Modeling the non-Newtonian rheology of suspensions containing dissolved polymers

Suspension rheology exhibits a wide range of non-Newtonian behavior such as shear-thinning, shear-thickening and yield stress development. The rheology is dependent on solids concentration, colloidal and hydrodynamic forces. However, the mechanisms responsible for the complex rheology are not well understood.; A modified Stokesian dynamics technique is proposed to model suspension rheology. Three different mechanisms for shear-thinning are described and quantified. The prediction of shear-thinning due to Brownian motion compares well with experimental data; low and high shear rates give random and layered structures, respectively. Shear-thinning for repulsive forces between particles is caused by the breakup of an ordered or semi-crystalline configuration as the shear rate increases. For suspensions flocculated into a secondary minimum, shear-thinning is produced by breakup of particle aggregates as the hydrodynamic forces dominate the interparticle forces. The model predicts that boundary interactions influence the viscosity predictions. Smooth walls cause slip planes to form that reduce suspension viscosity. Rough walls disrupt slip plane formation and cause an increase in the low shear rate viscosity predictions. The development of a yield stress behavior is predicted when the boundaries are considered rough. Model predictions compare well with past experiments.; The model was modified to include the influence of a viscous, shear-thinning fluid phase.

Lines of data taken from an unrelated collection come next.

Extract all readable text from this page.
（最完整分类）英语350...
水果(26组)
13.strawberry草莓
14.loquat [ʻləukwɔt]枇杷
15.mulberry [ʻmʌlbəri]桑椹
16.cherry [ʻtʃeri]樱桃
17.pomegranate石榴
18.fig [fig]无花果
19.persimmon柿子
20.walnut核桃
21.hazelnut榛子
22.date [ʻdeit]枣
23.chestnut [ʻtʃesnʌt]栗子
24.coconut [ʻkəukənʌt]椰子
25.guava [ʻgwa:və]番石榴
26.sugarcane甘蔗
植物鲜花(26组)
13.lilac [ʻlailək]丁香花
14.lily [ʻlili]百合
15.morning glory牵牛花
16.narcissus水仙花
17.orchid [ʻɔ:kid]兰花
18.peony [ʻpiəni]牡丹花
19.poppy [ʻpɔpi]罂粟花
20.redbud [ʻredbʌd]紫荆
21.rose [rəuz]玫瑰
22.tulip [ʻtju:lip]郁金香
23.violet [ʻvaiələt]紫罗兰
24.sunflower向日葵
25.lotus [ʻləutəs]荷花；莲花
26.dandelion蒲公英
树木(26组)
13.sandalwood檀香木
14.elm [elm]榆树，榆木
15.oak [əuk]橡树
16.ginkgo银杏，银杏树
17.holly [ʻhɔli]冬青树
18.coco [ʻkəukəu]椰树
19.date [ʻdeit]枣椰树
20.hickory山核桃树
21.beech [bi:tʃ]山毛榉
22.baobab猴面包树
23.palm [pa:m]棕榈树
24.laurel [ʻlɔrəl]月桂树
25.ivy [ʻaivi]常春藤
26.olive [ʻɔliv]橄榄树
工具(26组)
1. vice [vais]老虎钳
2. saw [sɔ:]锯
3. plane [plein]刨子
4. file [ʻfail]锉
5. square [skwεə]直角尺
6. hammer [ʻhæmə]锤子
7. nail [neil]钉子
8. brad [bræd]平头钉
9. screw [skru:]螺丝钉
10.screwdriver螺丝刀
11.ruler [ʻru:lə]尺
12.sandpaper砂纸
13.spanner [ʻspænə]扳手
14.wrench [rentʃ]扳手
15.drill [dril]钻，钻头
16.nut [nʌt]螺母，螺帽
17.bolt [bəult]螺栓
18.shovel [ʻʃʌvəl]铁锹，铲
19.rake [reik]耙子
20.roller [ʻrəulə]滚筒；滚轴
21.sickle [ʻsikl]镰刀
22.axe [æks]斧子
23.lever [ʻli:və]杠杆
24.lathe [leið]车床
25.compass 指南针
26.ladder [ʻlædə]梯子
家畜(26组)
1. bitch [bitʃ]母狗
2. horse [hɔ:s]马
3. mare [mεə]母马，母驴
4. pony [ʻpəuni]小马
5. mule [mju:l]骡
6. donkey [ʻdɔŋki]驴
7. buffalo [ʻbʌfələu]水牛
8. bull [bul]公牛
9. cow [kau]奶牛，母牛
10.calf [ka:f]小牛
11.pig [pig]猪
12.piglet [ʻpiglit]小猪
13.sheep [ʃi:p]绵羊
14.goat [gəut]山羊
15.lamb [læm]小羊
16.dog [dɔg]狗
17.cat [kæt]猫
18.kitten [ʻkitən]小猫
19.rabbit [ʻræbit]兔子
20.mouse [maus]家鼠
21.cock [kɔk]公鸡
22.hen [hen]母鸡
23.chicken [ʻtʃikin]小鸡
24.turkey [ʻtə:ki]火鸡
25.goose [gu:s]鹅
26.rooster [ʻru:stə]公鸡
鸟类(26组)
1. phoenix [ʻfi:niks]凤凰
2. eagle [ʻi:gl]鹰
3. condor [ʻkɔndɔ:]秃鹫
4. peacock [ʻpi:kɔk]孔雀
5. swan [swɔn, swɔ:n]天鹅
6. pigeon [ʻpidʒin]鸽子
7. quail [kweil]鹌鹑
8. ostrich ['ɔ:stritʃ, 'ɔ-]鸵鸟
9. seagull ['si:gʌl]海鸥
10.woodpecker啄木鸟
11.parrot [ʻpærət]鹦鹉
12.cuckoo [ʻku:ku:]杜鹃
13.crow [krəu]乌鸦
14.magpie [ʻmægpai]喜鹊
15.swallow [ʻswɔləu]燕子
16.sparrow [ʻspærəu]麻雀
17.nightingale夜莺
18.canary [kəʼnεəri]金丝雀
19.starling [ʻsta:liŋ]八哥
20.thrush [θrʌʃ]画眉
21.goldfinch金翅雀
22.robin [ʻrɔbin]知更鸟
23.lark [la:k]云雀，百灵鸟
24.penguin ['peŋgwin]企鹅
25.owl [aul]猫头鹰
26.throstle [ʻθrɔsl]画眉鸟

Correction factors are reported to describe a range of shear-thinning fluids. The model predictions are compared with data from the literature.; Model predictions are compared with viscosity measurements of mixtures of a monodisperse polystyrene latex and carboxymethyl cellulose (CMC). Low and high molecular weight samples of CMC are used. Increasing CMC concentration causes the rheology to change from Newtonian to shear-thinning. The model predicts the degree of shear-thinning behavior assuming a depletion attraction mechanism. The higher molecular weight CMC decreases the shear rate for the onset of shear-thinning and reduces the relative viscosity compared to the lower molecular weight CMC.